Asean China Free Trade Agreement Wiki

Traditionally, ASEAN national authorities have also been reluctant to share or cede sovereignty to the authorities of other ASEAN members (although ASEAN trade ministries regularly conduct cross-border visits to carry out on-site inspections as part of anti-dumping investigations). Unlike the EU or NAFTA, joint enforcement and enforcement teams are not widespread. Instead, ASEAN national authorities must rely on the verification and analysis of other ASEAN national authorities to determine whether AFTA measures, such as the rule of origin, are being complied with. Discrepancies may arise between national authorities. Again, the ASEAN secretariat can help resolve a dispute, but does not have the legal authority to resolve it. The Framework Agreement was signed by eleven Heads of Government on 4 November 2002 in Phnom Penh, Cambodia. [4]: Hassanal Bolkiah (Sultan of Brunei Darussalam), Hun Sen (Prime Minister of Cambodia), Megawati Soekarnoputri (President of Indonesia), Bounnhang Vorachith (Prime Minister of Laos), Mahathir ben Mohamad (Prime Minister of Malaysia), Than Shwe (Prime Minister of Burma), Gloria Macapagal-Arroyo (President of the Philippines), Goh Chok Tong (Prime Minister of Singapore), Thaksin Shinawatra (Prime Minister of Thailand), Phan Văn Khải (Prime Minister of Vietnam), Zhu Rongji (P) Minister of Foreign Affairs of the State Council of the People`s Republic of China). [4] [5] The ASEAN-China Free Trade Area (ACFTA) is a free trade area between the ten member states of the Association of Southeast Asian Nations (ASEAN) and the People`s Republic of China. Regional trade agreements are multiplying and changing in nature. Fifty trade agreements were in force in 1990.

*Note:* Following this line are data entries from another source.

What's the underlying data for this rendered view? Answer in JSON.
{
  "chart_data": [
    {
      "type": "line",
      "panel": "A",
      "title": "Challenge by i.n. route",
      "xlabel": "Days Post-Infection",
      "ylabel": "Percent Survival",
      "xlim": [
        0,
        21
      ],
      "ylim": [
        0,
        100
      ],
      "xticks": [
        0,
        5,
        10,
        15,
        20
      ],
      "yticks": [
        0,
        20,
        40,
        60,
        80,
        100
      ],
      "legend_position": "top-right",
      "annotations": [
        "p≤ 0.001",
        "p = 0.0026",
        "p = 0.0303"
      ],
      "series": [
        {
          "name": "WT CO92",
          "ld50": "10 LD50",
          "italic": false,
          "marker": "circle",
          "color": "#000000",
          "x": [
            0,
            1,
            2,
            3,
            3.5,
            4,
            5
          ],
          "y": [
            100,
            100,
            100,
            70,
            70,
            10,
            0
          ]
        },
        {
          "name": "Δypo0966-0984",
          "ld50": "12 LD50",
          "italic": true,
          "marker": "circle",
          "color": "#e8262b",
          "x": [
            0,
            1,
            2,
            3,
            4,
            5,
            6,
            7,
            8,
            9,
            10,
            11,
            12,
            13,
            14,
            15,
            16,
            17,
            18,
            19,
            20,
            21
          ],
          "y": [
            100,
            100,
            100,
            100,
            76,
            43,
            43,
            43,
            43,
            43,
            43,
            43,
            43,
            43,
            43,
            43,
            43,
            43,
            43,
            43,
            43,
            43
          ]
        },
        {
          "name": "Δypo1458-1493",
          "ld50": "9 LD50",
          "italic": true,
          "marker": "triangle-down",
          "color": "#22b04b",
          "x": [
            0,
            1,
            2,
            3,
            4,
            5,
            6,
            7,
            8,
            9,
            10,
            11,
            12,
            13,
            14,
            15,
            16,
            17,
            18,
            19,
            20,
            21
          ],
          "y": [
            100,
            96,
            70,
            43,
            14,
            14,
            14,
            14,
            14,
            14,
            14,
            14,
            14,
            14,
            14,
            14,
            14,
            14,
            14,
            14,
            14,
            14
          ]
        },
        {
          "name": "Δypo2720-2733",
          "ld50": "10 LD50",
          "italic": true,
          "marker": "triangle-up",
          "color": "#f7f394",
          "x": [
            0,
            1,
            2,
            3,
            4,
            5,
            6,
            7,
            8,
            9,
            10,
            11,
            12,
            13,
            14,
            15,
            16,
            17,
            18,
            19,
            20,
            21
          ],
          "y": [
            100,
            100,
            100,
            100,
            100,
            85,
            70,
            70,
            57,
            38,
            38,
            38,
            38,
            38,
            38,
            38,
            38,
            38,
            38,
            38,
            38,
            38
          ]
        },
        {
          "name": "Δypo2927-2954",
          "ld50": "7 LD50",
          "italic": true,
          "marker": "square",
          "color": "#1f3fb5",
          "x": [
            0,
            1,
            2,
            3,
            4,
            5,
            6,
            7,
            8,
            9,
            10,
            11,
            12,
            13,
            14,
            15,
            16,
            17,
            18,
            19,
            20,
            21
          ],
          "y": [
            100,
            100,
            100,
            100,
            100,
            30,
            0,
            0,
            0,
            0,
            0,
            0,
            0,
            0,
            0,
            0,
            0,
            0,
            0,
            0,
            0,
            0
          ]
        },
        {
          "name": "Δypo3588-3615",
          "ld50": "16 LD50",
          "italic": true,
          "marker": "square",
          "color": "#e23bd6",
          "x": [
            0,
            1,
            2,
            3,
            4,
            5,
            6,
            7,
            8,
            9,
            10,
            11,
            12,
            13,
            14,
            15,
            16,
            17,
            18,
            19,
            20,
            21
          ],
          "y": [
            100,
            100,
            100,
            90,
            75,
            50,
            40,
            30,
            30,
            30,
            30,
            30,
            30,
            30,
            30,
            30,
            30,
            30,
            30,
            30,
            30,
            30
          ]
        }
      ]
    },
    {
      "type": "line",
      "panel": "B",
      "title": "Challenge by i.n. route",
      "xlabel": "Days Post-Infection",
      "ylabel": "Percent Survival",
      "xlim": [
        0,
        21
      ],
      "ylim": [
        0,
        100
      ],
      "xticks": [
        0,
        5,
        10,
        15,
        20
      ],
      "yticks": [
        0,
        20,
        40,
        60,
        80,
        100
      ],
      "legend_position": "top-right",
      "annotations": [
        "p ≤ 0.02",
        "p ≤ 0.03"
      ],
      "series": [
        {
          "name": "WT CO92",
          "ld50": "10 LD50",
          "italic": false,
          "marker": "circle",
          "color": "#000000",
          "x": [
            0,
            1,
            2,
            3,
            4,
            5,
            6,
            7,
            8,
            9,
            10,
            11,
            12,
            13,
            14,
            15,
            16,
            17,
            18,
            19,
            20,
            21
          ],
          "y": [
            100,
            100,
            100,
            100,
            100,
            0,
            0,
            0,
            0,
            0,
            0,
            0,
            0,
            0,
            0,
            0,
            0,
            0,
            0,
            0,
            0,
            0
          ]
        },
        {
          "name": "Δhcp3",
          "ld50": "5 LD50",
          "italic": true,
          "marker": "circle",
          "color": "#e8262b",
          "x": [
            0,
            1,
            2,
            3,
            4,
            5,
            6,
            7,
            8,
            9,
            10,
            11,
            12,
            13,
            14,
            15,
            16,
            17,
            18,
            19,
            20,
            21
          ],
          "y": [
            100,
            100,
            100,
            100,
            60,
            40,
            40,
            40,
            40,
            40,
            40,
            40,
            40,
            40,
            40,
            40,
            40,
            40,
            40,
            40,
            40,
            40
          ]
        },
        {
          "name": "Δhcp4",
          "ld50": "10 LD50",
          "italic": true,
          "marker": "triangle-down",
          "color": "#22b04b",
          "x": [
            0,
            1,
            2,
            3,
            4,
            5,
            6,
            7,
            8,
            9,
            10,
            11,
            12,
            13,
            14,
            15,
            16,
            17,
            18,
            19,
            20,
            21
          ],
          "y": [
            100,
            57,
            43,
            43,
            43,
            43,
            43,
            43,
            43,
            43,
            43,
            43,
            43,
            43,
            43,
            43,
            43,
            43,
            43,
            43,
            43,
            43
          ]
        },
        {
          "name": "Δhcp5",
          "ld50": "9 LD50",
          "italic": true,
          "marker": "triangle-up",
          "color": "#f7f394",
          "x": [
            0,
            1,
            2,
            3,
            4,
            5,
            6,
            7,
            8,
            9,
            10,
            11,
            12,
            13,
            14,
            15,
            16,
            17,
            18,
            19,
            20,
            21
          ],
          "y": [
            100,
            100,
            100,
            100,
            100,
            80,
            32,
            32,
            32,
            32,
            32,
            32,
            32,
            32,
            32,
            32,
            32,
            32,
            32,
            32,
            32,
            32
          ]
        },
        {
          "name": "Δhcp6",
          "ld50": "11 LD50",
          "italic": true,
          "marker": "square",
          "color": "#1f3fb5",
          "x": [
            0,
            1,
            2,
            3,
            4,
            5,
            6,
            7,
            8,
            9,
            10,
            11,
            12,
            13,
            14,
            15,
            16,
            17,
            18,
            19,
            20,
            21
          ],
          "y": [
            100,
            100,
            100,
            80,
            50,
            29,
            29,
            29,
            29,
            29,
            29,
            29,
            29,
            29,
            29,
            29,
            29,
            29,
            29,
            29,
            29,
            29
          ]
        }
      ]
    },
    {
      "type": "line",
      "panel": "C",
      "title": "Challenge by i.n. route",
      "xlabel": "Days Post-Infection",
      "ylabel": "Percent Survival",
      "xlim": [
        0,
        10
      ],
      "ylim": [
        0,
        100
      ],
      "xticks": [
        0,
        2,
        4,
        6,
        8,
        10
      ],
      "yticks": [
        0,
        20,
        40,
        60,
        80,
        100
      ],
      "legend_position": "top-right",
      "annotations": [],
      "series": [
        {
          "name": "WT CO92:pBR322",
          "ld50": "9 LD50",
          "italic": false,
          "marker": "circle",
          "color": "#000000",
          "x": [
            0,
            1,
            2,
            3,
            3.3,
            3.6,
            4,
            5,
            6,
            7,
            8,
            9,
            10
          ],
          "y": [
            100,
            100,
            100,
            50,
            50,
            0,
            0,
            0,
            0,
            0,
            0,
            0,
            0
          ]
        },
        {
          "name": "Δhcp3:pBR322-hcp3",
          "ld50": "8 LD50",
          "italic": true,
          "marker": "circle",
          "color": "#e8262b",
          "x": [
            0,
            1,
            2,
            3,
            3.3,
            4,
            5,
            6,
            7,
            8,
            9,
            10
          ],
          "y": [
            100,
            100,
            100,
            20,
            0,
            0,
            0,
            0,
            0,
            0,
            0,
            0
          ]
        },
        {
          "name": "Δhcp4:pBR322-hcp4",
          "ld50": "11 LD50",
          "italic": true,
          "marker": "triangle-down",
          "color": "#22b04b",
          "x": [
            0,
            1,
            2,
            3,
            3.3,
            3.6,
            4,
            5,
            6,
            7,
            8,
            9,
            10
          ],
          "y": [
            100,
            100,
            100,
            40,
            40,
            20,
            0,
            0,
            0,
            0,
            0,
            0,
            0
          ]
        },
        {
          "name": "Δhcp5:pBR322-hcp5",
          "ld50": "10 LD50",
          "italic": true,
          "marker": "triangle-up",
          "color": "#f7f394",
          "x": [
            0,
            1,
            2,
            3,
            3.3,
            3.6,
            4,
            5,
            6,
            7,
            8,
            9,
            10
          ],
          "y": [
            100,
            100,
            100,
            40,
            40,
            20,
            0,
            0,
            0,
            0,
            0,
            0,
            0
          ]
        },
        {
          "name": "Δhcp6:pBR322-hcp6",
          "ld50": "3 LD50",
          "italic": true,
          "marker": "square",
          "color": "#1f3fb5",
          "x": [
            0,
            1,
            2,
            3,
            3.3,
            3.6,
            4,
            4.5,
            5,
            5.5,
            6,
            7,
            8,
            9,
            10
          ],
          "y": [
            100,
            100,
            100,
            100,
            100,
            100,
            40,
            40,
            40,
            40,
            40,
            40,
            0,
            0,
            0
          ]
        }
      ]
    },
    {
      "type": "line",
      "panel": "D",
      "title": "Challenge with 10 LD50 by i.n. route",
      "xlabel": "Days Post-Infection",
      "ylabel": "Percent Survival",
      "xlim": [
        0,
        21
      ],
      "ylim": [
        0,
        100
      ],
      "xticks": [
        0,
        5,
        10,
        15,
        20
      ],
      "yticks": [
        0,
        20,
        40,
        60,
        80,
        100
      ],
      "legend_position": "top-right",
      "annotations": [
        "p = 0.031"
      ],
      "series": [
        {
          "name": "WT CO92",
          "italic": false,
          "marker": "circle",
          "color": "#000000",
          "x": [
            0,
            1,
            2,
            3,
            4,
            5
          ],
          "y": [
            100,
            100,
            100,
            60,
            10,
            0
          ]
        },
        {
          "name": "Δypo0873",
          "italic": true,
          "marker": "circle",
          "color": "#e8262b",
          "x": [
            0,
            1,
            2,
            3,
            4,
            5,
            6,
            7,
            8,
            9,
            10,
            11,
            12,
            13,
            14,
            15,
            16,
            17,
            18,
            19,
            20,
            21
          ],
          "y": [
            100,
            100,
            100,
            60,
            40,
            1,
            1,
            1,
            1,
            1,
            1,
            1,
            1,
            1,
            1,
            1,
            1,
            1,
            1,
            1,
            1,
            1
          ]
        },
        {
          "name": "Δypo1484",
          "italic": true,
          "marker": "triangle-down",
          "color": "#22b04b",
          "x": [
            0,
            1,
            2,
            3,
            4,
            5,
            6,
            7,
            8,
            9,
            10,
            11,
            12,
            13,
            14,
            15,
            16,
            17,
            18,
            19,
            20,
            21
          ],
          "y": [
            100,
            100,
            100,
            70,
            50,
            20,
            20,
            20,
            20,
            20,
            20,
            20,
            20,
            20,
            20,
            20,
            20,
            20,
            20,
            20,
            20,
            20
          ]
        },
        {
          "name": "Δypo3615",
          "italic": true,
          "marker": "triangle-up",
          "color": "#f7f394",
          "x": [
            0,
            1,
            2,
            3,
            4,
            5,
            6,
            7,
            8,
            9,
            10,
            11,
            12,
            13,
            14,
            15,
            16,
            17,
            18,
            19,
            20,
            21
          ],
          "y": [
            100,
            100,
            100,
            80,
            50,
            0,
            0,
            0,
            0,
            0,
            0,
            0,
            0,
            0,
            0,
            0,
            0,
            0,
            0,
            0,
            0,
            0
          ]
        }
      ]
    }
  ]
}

In 2017, there were more than 280. In many trade agreements, negotiations today go beyond tariffs and cover several policies that influence trade and investment in goods and services, including rules across the border, such as competition policy, government procurement rules and intellectual property rights. ASAs covering tariffs and other border measures are „superficial” agreements; THE RTAs, which cover a larger group of policies, at and below the border, are „deep” agreements. ASEAN members have a total population of over 650 million. Indonesia accounts for more than 40 per cent of the region`s population and the population has been the most opposed to the agreement. [17] [13] The amendments relating to the free trade area framework mainly concerned Vietnam.